Concepedia

Publication | Open Access

Multispectral and Panchromatic Data Fusion Assessment Without Reference

855

Citations

21

References

2008

Year

TLDR

Wang and Bovik’s image quality index (QI) provides a statistical similarity measurement between two monochrome images. This paper introduces a novel approach for evaluating the quality of pansharpened multispectral imagery without reference originals. The method computes Wang–Bovik QI values between MS bands and between each MS band and the PAN image before and after fusion, using unchanged QI values as measures of spectral and spatial distortion. Experimental results on Ikonos and simulated Pleiades data show the approach yields consistent, trend‑aligned results with spatially degraded data analysis, and it works without reference originals, making it usable in all practical cases.

Abstract

This paper introduces a novel approach for evaluating the quality of pansharpened multispectral (MS) imagery without resorting to reference originals.

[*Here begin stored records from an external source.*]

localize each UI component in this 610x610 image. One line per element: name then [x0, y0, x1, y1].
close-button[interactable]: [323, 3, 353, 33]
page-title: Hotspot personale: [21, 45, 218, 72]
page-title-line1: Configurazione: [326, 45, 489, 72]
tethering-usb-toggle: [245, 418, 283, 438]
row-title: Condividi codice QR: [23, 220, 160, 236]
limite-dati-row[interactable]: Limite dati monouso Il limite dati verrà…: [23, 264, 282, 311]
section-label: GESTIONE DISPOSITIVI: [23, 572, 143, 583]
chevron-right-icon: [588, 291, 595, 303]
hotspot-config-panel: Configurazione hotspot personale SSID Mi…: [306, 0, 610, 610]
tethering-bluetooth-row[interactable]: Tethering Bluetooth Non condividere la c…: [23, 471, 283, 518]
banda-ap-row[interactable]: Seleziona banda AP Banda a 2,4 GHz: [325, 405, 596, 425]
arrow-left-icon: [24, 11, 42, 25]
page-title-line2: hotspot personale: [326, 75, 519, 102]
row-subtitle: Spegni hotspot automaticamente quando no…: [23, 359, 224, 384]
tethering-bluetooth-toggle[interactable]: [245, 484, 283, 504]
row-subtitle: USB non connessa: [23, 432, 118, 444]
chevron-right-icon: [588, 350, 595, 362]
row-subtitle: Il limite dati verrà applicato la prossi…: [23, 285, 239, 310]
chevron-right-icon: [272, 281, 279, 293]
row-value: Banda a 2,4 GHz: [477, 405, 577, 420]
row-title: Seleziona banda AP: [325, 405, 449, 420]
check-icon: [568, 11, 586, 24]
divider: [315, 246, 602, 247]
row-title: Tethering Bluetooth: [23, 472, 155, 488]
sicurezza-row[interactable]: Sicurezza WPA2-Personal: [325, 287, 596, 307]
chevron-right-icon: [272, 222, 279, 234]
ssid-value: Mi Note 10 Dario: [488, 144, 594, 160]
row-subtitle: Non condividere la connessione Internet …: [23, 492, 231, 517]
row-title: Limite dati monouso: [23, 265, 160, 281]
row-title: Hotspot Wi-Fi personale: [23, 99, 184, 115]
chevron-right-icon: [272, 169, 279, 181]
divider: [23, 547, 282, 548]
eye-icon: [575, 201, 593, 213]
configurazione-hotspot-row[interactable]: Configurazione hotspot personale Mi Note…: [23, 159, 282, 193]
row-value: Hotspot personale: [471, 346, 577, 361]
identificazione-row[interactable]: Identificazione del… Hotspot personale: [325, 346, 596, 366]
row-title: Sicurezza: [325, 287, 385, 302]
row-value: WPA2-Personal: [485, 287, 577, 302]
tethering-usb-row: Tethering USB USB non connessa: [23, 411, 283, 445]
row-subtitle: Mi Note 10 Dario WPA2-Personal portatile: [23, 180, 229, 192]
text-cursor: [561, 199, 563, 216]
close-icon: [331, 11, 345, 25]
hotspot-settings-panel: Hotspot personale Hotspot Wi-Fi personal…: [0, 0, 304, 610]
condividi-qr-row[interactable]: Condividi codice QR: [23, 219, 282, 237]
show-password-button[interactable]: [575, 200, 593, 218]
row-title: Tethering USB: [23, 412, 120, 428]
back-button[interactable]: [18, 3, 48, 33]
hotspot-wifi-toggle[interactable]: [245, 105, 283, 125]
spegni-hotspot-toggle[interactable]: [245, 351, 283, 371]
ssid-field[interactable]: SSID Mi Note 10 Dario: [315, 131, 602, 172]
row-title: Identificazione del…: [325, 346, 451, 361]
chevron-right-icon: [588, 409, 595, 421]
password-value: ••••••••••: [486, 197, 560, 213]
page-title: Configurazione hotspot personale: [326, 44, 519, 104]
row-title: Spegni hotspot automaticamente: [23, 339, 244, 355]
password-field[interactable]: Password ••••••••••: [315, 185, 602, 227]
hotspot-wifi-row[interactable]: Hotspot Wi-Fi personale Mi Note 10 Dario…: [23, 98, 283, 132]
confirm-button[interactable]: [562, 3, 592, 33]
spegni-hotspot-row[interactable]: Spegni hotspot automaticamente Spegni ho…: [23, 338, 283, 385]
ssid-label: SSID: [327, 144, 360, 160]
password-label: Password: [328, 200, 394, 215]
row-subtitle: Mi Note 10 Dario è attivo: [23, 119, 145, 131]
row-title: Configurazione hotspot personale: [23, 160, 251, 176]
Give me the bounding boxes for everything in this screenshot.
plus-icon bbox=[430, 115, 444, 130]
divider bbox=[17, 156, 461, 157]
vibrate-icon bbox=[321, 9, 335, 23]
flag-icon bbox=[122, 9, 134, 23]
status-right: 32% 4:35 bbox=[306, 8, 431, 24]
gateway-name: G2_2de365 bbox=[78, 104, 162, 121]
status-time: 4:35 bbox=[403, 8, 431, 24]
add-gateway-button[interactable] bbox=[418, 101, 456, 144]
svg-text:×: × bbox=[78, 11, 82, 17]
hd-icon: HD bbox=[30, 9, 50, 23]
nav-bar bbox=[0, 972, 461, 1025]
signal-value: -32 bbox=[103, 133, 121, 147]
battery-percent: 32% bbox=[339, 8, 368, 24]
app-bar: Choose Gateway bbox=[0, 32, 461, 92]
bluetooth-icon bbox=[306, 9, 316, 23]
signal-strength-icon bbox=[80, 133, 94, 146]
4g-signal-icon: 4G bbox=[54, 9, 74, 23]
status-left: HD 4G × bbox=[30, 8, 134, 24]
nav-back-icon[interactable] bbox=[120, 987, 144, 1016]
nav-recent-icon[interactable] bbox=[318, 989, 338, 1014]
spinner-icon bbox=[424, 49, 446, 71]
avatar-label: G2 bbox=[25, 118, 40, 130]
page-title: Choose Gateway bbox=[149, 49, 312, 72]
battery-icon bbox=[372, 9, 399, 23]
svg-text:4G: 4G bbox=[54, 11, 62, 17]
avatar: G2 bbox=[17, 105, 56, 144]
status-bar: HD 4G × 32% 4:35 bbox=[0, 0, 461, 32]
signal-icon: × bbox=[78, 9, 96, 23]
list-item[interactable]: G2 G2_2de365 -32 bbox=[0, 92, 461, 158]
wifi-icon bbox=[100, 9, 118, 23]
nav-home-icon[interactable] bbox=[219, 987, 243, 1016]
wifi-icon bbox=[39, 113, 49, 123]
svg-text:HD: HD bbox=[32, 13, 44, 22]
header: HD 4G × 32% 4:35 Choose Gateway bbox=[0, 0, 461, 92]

Hence, evaluations are feasible at the highest spatial resolution of the panchromatic (PAN) sensor. Wang and Bovik’s image quality index (QI) provides a statistical similarity measurement between two monochrome images. The QI values between any couple of MS bands are calculated before and after fusion and used to define a measurement of spectral distortion. Analogously, QI values between each MS band and the PAN image are calculated before and after fusion to yield a measurement of spatial distortion. The rationale is that such QI values should be unchanged after fusion, i.e., when the spectral information is translated from the coarse scale of the MS data to the fine scale of the PAN image. Experimental results, carried out on very high-resolution Ikonos data and simulated Pleiades data, demonstrate that the results provided by the proposed approach are consistent and in trend with analysis performed on spatially degraded data. However, the proposed method requires no reference originals and is therefore usable in all practical cases.